Me presentó al responsable técnico, y el guaso cordobés se atribuyó todos los logros. Pusoplata y confío en que el amigo era una buena inversión. Si no fuera por él las esculturas hubieran quedado truncas y los cuadros desmantelados, dijo. Por él ha pasado la flor y nata de la pintura y su autovaloración saltó en chispa desde sus ojos, con más champagne que convencimiento.
Encontré a Charly, amigo del alma de Joaquín, otro bicho raro del arte y le confesé mis temores ocultos y le escuché su historia de salud, de vida, de creación. Que ya de grande volvió a su novia de los catorce, pero no anduvo, me contó, y basta de talleres, de muestras, de hipocresías, si al fin y al cabo cuando explico me hundo en mis propias confusiones, confesó.
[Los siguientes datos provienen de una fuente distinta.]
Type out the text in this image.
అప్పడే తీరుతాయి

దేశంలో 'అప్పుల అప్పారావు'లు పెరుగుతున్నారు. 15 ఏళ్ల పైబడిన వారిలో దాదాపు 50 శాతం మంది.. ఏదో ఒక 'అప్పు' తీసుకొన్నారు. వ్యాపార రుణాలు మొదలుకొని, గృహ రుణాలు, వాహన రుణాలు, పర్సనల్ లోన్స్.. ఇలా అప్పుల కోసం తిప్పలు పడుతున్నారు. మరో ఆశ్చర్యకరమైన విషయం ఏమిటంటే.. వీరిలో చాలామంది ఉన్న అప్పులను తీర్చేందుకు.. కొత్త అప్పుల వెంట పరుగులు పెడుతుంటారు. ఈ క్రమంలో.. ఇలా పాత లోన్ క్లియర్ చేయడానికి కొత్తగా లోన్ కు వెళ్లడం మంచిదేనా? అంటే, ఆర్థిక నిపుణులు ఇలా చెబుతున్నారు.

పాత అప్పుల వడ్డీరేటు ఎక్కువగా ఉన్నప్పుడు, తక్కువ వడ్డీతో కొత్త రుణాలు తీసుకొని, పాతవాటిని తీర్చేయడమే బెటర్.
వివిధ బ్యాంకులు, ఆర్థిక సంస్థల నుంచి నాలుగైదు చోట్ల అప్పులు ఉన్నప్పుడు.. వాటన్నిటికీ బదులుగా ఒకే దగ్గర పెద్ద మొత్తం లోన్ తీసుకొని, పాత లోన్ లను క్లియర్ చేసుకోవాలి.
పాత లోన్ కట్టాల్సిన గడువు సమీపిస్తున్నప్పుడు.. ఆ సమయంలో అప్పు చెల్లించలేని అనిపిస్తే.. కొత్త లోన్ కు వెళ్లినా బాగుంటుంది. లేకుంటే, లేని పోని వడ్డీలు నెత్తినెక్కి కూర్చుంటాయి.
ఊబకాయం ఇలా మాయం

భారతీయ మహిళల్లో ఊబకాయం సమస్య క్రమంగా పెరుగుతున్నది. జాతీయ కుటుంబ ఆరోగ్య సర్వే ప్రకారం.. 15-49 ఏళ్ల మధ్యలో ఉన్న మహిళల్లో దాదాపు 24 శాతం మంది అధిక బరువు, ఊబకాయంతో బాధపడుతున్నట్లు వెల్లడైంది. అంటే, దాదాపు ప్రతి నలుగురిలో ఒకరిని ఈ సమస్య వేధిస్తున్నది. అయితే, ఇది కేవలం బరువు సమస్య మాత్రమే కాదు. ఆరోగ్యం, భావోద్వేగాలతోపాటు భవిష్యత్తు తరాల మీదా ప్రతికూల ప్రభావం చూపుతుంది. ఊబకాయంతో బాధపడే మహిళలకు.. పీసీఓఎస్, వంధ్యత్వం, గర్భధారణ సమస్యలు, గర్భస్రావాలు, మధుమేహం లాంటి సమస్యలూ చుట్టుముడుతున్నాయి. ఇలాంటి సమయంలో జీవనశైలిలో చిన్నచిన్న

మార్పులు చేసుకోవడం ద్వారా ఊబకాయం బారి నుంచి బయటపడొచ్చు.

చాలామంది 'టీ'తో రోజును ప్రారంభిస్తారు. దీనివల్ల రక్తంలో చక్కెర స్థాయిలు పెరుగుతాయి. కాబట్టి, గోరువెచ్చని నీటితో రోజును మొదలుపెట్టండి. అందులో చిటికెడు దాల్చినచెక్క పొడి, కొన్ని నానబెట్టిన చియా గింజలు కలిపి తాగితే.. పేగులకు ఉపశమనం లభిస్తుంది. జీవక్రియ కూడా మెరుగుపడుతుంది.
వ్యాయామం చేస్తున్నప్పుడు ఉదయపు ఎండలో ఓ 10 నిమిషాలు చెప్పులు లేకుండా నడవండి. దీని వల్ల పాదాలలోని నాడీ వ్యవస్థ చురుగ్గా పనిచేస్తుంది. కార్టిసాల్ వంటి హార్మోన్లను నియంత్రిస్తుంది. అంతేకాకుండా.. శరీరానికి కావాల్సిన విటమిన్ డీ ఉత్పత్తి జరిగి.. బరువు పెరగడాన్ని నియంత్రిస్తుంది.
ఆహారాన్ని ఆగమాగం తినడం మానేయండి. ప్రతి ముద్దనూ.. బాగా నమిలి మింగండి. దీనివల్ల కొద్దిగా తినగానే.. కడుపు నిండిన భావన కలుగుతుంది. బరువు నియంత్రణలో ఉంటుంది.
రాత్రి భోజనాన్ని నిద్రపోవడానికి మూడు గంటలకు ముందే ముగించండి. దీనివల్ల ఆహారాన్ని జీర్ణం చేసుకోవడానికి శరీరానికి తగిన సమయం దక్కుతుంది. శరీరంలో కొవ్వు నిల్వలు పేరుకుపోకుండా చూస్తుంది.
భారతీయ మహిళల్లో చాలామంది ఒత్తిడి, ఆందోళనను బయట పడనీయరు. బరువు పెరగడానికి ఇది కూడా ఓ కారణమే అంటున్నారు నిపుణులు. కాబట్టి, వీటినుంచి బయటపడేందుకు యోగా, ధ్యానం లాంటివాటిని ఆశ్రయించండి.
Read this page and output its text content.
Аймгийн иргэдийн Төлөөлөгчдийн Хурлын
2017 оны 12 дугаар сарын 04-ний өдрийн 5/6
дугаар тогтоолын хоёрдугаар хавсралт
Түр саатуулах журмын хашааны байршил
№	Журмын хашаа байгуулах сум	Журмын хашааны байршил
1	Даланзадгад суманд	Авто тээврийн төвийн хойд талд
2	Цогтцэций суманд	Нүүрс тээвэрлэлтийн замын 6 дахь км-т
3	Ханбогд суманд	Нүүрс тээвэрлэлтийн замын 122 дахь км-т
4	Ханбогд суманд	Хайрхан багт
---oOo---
Harto de pintura, es otra cosa y solo la petición del amigo lo obligó a una muestra compartida. Ahora, ser jurado sin remuneración alguna. Justo cuando entró el fotógrafo de la vidriera del poder, o mejor, la vidriera de los que se asoman a ella para estar en las casillas de los poderosos. Y esa foto saldría en la revista infame y estamos los tres, abrazados, Joaquín, Charly y yo, como hace treinta años, más todavía, cuando nuestras vidas estaban enlazadas en sueños, en viajes, en despertares, en búsquedas, en descubrimientos. Y los satisfechos nos mirarán en esa postal que arrebata el tiempo, lo condensa en una mirada de reencuentro y el fotógrafo sonrió como quien está por encima de todo, más allá de todo. Importaba la nota, la venta y salvar el pellejo chamuscado, si es que llega a eso.
Un señor trajeado y de corbata le marcó a Joaquín, con la mirada, el ser uno de los sostenedores de la muestra, que ya ha comprado uno de doce mil, le dijo con aires de entendido, soportando el mal olor del aspecto del artista, quien al menos no le vendió carne podrida.
Cuando llegué a casa me sorprendí del tiempo, no estuve ahí ni una hora y, sin embargo, sentí haber cruzado el puente de varias décadas. Hay un espacio de oprobio como una cuña: silencio, distancia y muerte. Antes de él nos bifurcamos por dos ramas de la rebeldía. Después del interregno atroz, el reencuentro en el trabajo y en lo cotidiano hasta que la vida nos desperdiga.
Hoy, zurcimos los baches y nos quedamos con los afectos.